General Job Failure and Slow Job Troubleshooting Tips

Problem

Datameer and Hadoop jobs are failing or seem to run slower than expected.
 

Solutions

The following list has troubleshooting tips to gain insights into why jobs are failing or have slower than expected performance. 

Check the job logs for clues:

  • Check logs for Datameer object run/execution errors.
  • Examine your job error handling strategy. (Is Datameer set to skip, ignore, or fail jobs due to an invalid record?)
  • Using the job ID from the job log, extract all the log activity from job tracker logs for the job ID in question.
  • From the job tracker logs, examine the tasks that were started, what task tracker the jobs were sent to, and if they completed successfully.
  • Check to find out how many times a specific task has been retried by using the task ID. Look to see if it was retried in the same task tracker.
  • Identify the task failures and the server where the job was assigned. Look at the task tracker logs for additional clues.

Job tracker logs tell a story.
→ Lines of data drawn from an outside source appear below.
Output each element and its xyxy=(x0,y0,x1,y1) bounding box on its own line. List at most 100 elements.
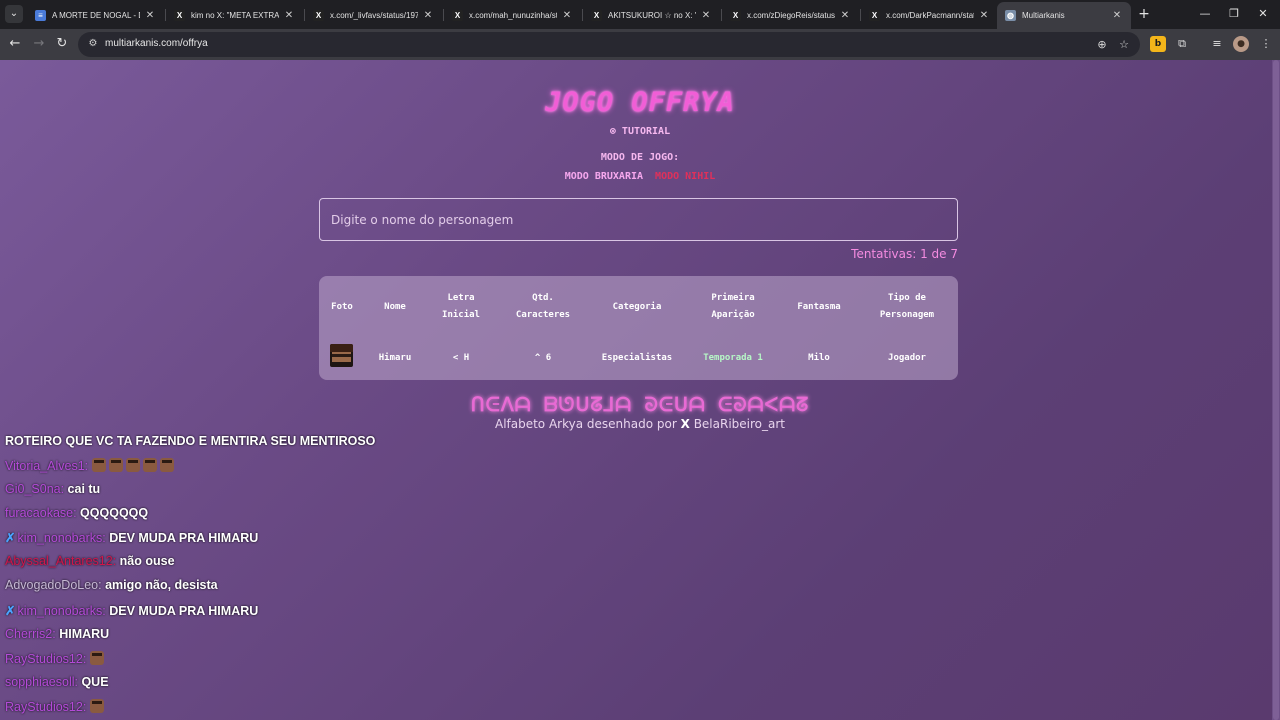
arkya-alphabet-text: ᑎᕮᐱᗩ ᗷᘎᑌᘔ⅃ᗩ ᘐᕮᑌᗩ ᕮᘐᗩᐸᗩᘔ xyxy=(470,394,810,416)
chat-message-text: cai tu xyxy=(67,482,101,496)
x-icon: X xyxy=(591,9,602,21)
extensions-puzzle-icon[interactable]: ⧉ xyxy=(1174,36,1190,52)
close-icon[interactable]: ✕ xyxy=(561,10,573,21)
x-icon: X xyxy=(452,9,463,21)
menu-kebab-icon[interactable]: ⋮ xyxy=(1258,36,1274,52)
reload-icon[interactable]: ↻ xyxy=(53,35,71,53)
chat-username[interactable]: furacaokase: xyxy=(5,506,80,520)
header-fantasma: Fantasma xyxy=(797,301,841,312)
close-icon[interactable]: ✕ xyxy=(839,10,851,21)
reading-list-icon[interactable]: ≡ xyxy=(1209,36,1225,52)
chat-username[interactable]: Vitoria_Alves1: xyxy=(5,459,92,473)
cell-letra-inicial: < H xyxy=(452,353,470,363)
chat-message-text: amigo não, desista xyxy=(105,578,218,592)
cell-qtd-caracteres: ^ 6 xyxy=(534,353,552,363)
back-icon[interactable]: ← xyxy=(6,35,24,53)
chat-message: ✗ kim_nonobarks: DEV MUDA PRA HIMARU xyxy=(5,530,258,545)
chat-message: Gi0_S0na: cai tu xyxy=(5,482,100,496)
chat-username[interactable]: RayStudios12: xyxy=(5,700,90,714)
chat-message: Vitoria_Alves1: xyxy=(5,458,177,473)
cell-categoria: Especialistas xyxy=(601,353,673,363)
guess-results-table: Foto Nome Letra Inicial Qtd. Caracteres … xyxy=(319,276,958,380)
close-icon[interactable]: ✕ xyxy=(422,10,434,21)
close-icon[interactable]: ✕ xyxy=(1111,10,1123,21)
chat-message: sopphiaesoll: QUE xyxy=(5,675,109,689)
site-info-icon[interactable]: ⚙ xyxy=(86,37,100,51)
chat-message-text: DEV MUDA PRA HIMARU xyxy=(109,604,259,618)
address-bar[interactable]: ⚙ multiarkanis.com/offrya ⊕ ☆ xyxy=(78,32,1140,57)
tab-strip: ⌄ ≡ A MORTE DE NOGAL - Do ✕ X kim no X: … xyxy=(0,0,1280,29)
chat-message-text: ROTEIRO QUE VC TA FAZENDO E MENTIRA SEU … xyxy=(5,434,376,448)
chat-message: RayStudios12: xyxy=(5,699,107,714)
chat-message: ✗ kim_nonobarks: DEV MUDA PRA HIMARU xyxy=(5,603,258,618)
tab-title: A MORTE DE NOGAL - Do xyxy=(52,10,140,20)
chat-message: Abyssal_Antares12: não ouse xyxy=(5,554,175,568)
chat-message-text: DEV MUDA PRA HIMARU xyxy=(109,531,259,545)
close-icon[interactable]: ✕ xyxy=(283,10,295,21)
sword-badge-icon: ✗ xyxy=(5,604,16,618)
close-icon[interactable]: ✕ xyxy=(978,10,990,21)
chat-username[interactable]: kim_nonobarks: xyxy=(17,604,109,618)
mode-bruxaria-button[interactable]: MODO BRUXARIA xyxy=(565,171,643,182)
bookmark-star-icon[interactable]: ☆ xyxy=(1116,37,1132,53)
browser-tab-active[interactable]: ◍ Multiarkanis ✕ xyxy=(997,2,1131,29)
tab-title: x.com/DarkPacmann/stat xyxy=(886,10,974,20)
browser-tab[interactable]: X x.com/DarkPacmann/stat ✕ xyxy=(861,4,998,26)
new-tab-icon[interactable]: + xyxy=(1136,5,1152,23)
x-icon: X xyxy=(730,9,741,21)
game-title: JOGO OFFRYA xyxy=(545,87,735,118)
browser-tab[interactable]: X AKITSUKUROI ☆ no X: "Ex ✕ xyxy=(583,4,720,26)
chat-username[interactable]: Cherris2: xyxy=(5,627,59,641)
zoom-icon[interactable]: ⊕ xyxy=(1094,37,1110,53)
docs-icon: ≡ xyxy=(35,9,46,21)
header-tipo-personagem: Tipo de Personagem xyxy=(879,293,935,320)
browser-tab[interactable]: X x.com/mah_nunuzinha/sta ✕ xyxy=(444,4,581,26)
attempts-counter: Tentativas: 1 de 7 xyxy=(851,247,958,261)
browser-tab[interactable]: X x.com/zDiegoReis/status/ ✕ xyxy=(722,4,859,26)
cell-nome: Himaru xyxy=(378,353,412,363)
minimize-icon[interactable]: — xyxy=(1197,5,1213,23)
chat-message-text: HIMARU xyxy=(59,627,110,641)
chat-username[interactable]: Abyssal_Antares12: xyxy=(5,554,120,568)
close-icon[interactable]: ✕ xyxy=(700,10,712,21)
chat-message-text: QQQQQQQ xyxy=(80,506,149,520)
emote-icon xyxy=(125,458,140,472)
browser-tab[interactable]: ≡ A MORTE DE NOGAL - Do ✕ xyxy=(27,4,164,26)
game-mode-selector: MODO BRUXARIA MODO NIHIL xyxy=(0,171,1280,182)
window-close-icon[interactable]: ✕ xyxy=(1255,5,1271,23)
game-mode-label: MODO DE JOGO: xyxy=(600,152,680,163)
globe-icon: ◍ xyxy=(1005,10,1016,21)
close-icon[interactable]: ✕ xyxy=(144,10,156,21)
chat-message: AdvogadoDoLeo: amigo não, desista xyxy=(5,578,218,592)
url-text[interactable]: multiarkanis.com/offrya xyxy=(105,38,208,49)
sword-badge-icon: ✗ xyxy=(5,531,16,545)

Using the job ID you can track the task activity and dig from there.

 

Check system resources:

  • Jobs may seem to be executing slow than usual. This could be due to resource allocation. If no obvious task failures are populated in logs, tasks could be waiting for available resources before executing.

Note:

To access a job log in Datameer, you must have read permission for the job.

To access the node manager logs on your Hadoop cluster, you must have Hadoop administrator permissions.